Brian Band is an Instacart Shopper based in Boulder Creek, a small town in Santa Cruz County. Brian has been working full-time for Instacart for over 5 years, as his sole source of income. He was recently ordered to evacuate his home, and fled to his parent’s home in Monterey which is over 70 miles away from his endangered home. On Friday, August 21st, Instacart suspended operations for a least a week in Santa Cruz as a result of the wildfires. If properly classified as an employee, Brian would be eligible for disaster pay from his employer, Instacart, and potentially eligible for continued disaster related benefits from the state. Instead, Brian is forced to make the 110 mile trek each way between Monterey and Redwood City to continue to fulfill Instacart orders.

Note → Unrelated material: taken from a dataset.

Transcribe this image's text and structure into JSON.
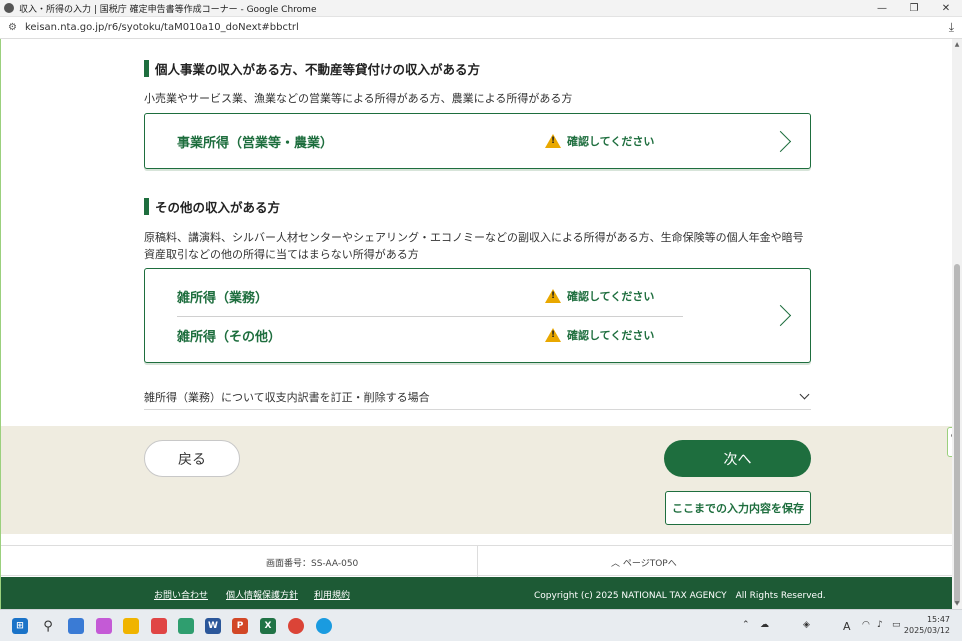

Brian says he’s making less than half of what he was making prior to being displaced, and conveyed he really needs to continue to make his customary income to make ends meet. Commuting over 220 miles to work each day has certainly cut into his bottom line. He expressed frustration with Instacart’s lack of support for displaced workers and contrasted it with his wife’s experience working for Whole Foods, “My wife works for Whole Foods and they put her in motion with an online portal that will pay basically any expense.”

Unfortunately, Brian’s story is hardly unique. Thousands of gig workers in California alone have been displaced, or seen the demand for their services dwindle in the face of natural disasters. Instacart can unilaterally shut down operations without paying its impacted workforce a dime, leaving displaced workers to fend for themselves. It is shameful that a company that became profitable for the first time during the pandemic off of the backs of its workers, has abandoned those very same workers during their time of need.

From wildfires blazing out of control in California, to the life threatening hurricanes expected in Texas and Louisiana, one things for sure, gig workers will simultaneously be a lifeline to their communities and will also disproportionately suffer during these disasters.

Gig Workers Collective demands that Instacart immediately enact the following policies:

  1. Instacart will shut down operations in any market in which a state of emergency has been declared, and/or evacuations have been ordered.
  2. Instacart will provide disaster pay at a daily rate that is equal to the rate of daily pay (including tips) averaged over the previous 30 days, for each day operations are shut down.

Our customers have demonstrated how much they value and rely upon the service we provide, and countless times have recognized the risks we take for them. We call upon Instacart to do the same.